As ideias de um sobrevivente do Holocausto que podem ajudar a reduzir violência policial nos EUA
No auge da Segunda Guerra Mundial, as ações de duas pessoas deixaram uma marca indelével na vida de Ervin Staub.
Nascido na Hungria em uma família judaica, ele tinha seis anos quando as tropas nazistas alemãs ocuparam seu país, em 1944. Centenas de milhares de judeus húngaros foram deportados a campos de extermínio.
Mas duas decisões decisivas garantiram que Staub e sua família não tivessem o mesmo destino - e que agora, na vida adulta, ele usa como inspiração em um projeto que visa impedir, por meio de treinamento, a brutalidade policial nos EUA.
Na época, uma mulher chamada Maria Gogan escondeu Staub e sua irmã de um ano mantendo-os em meio à sua família cristã húngara.
"Ela cuidou de nós", ele recorda à BBC. "Eu estava ao lado dela e da minha irmã quando os tanques alemães entraram em Budapeste."
Por um período, Staub e a irmã se passaram por parentes do interior que tinham vindo visitar Gogan.
Depois, quando a mãe de Staub conseguiu documentos assinados pelo diplomata sueco Raoul Wallenberg, a família se mudou para um lugar proximo mais seguro.
Para Staub, Gogan foi como uma segunda mãe e passou a morar com eles, arriscando sua vida ao levar comida para a família judaica e ao entregar uma carta destinada ao pai de Staub, através dos arames farpados de um campo de concentração.

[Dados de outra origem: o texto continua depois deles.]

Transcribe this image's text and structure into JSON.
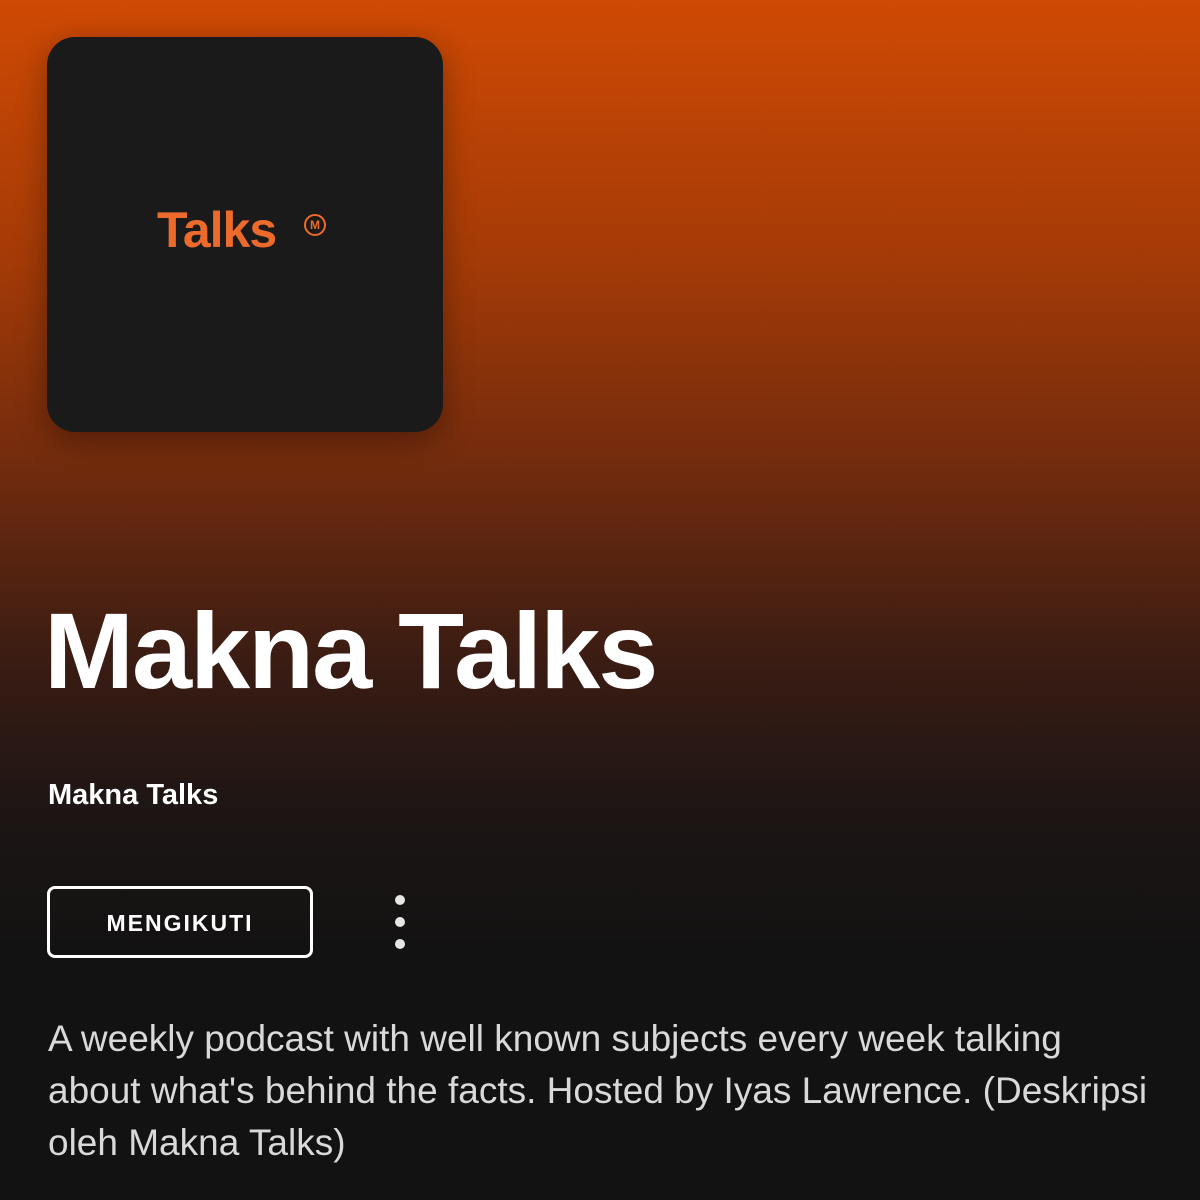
{
  "cover": {
    "logo_text": "Talks",
    "logo_mark": "M",
    "logo_color": "#ec6a2b",
    "background_color": "#1a1a1a"
  },
  "podcast": {
    "title": "Makna Talks",
    "publisher": "Makna Talks",
    "description": "A weekly podcast with well known subjects every week talking about what's behind the facts. Hosted by Iyas Lawrence. (Deskripsi oleh Makna Talks)"
  },
  "actions": {
    "follow_label": "MENGIKUTI",
    "more_icon": "more-vertical-icon"
  },
  "theme": {
    "gradient_top": "#cf4a04",
    "background": "#121212",
    "text": "#ffffff"
  }
}
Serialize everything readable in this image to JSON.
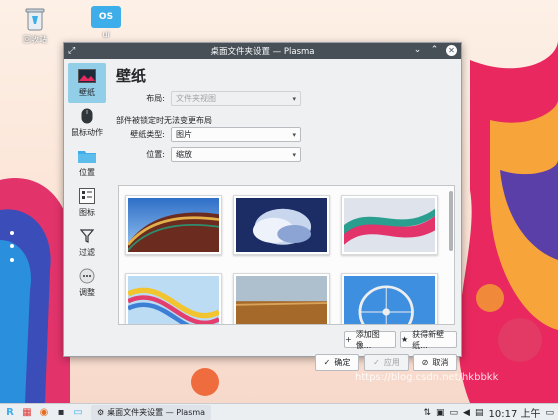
{
  "desktop": {
    "icons": [
      {
        "label": "回收站"
      },
      {
        "label": "OS",
        "caption": "ui"
      }
    ]
  },
  "dialog": {
    "title": "桌面文件夹设置 — Plasma",
    "sidebar": [
      {
        "label": "壁纸",
        "icon": "wallpaper-icon",
        "active": true
      },
      {
        "label": "鼠标动作",
        "icon": "mouse-icon",
        "active": false
      },
      {
        "label": "位置",
        "icon": "folder-icon",
        "active": false
      },
      {
        "label": "图标",
        "icon": "icons-icon",
        "active": false
      },
      {
        "label": "过滤",
        "icon": "filter-icon",
        "active": false
      },
      {
        "label": "调整",
        "icon": "tweaks-icon",
        "active": false
      }
    ],
    "page_title": "壁纸",
    "layout": {
      "label": "布局:",
      "value": "文件夹视图"
    },
    "lock_notice": "部件被锁定时无法变更布局",
    "wallpaper_type": {
      "label": "壁纸类型:",
      "value": "图片"
    },
    "positioning": {
      "label": "位置:",
      "value": "缩放"
    },
    "add_image": "添加图像...",
    "get_new": "获得新壁纸...",
    "ok": "确定",
    "apply": "应用",
    "cancel": "取消"
  },
  "taskbar": {
    "task_title": "桌面文件夹设置 — Plasma",
    "clock": "10:17 上午"
  },
  "watermark": "https://blog.csdn.net/hkbbkk"
}
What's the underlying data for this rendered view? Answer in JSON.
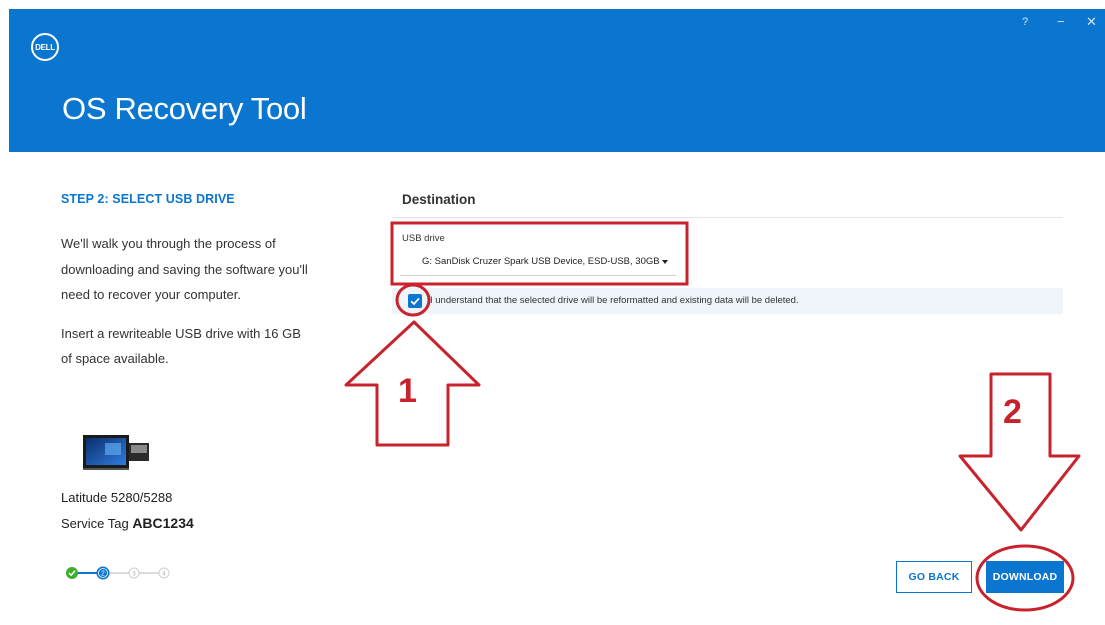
{
  "window": {
    "help_icon": "?",
    "minimize_icon": "−",
    "close_icon": "✕"
  },
  "header": {
    "logo_text": "DELL",
    "app_title": "OS Recovery Tool",
    "background_color": "#0a76cf"
  },
  "left_panel": {
    "step_title": "STEP 2: SELECT USB DRIVE",
    "description_1": "We'll walk you through the process of downloading and saving the software you'll need to recover your computer.",
    "description_2": "Insert a rewriteable USB drive with 16 GB of space available.",
    "device_model": "Latitude 5280/5288",
    "service_tag_label": "Service Tag",
    "service_tag_value": "ABC1234",
    "progress_steps": [
      {
        "label": "",
        "state": "complete"
      },
      {
        "label": "2",
        "state": "current"
      },
      {
        "label": "3",
        "state": "upcoming"
      },
      {
        "label": "4",
        "state": "upcoming"
      }
    ]
  },
  "destination": {
    "section_title": "Destination",
    "usb_label": "USB drive",
    "usb_selected": "G: SanDisk Cruzer Spark USB Device, ESD-USB, 30GB",
    "acknowledge_checked": true,
    "acknowledge_text": "I understand that the selected drive will be reformatted and existing data will be deleted."
  },
  "buttons": {
    "go_back": "GO BACK",
    "download": "DOWNLOAD"
  },
  "annotations": {
    "arrow_1_label": "1",
    "arrow_2_label": "2",
    "highlight_color": "#c8232c"
  }
}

Foi graças a sua gentileza que Staub e sua família sobreviveram à Segunda Guerra. E, passados os anos do conflito e mais uma década de regime comunista na Hungria, Staub fugiu para os EUA, onde estudou a psicologia da violência, do genocídio e da moralidade.
Ruanda
Ele obteve um PhD no tema na Universidade de Stanford e virou professor em Harvard, antes de aplicar na prática suas teorias sobre prevenção de danos.
Para um projeto em Ruanda, por exemplo, ele tentou promover ações de reconciliação depois do genocídio de 1994 - episódio em que, no intervalo de apenas cem dias, 800 mil pessoas (membros da minoria tutsi e adversários políticos) foram massacradas por extremistas da etnia hutu.
Adequadamente, o mais recente livro de Staub é intitulado "The Roots of Goodness and Resistance to Evil" (As raízes do bem e a resistência ao mal, em tradução livre).
Força bruta
Hoje em dia, a dedicação de Staub não é curar feridas de genocídios, mas sim combater o uso excessivo da força na polícia americana.
E, para esse desafio, ele teve uma ideia simples, que se ampara no papel ativo de espectadores, como o que Maria Gogan e o diplomata sueco tiveram em sua própria vida.
"Eles foram espectadores ativos e heroicos, que se colocaram em grande perigo", diz Staub. "Tiveram uma grande influência na minha motivação de estudar o que leva uma pessoa a ajudar as demais."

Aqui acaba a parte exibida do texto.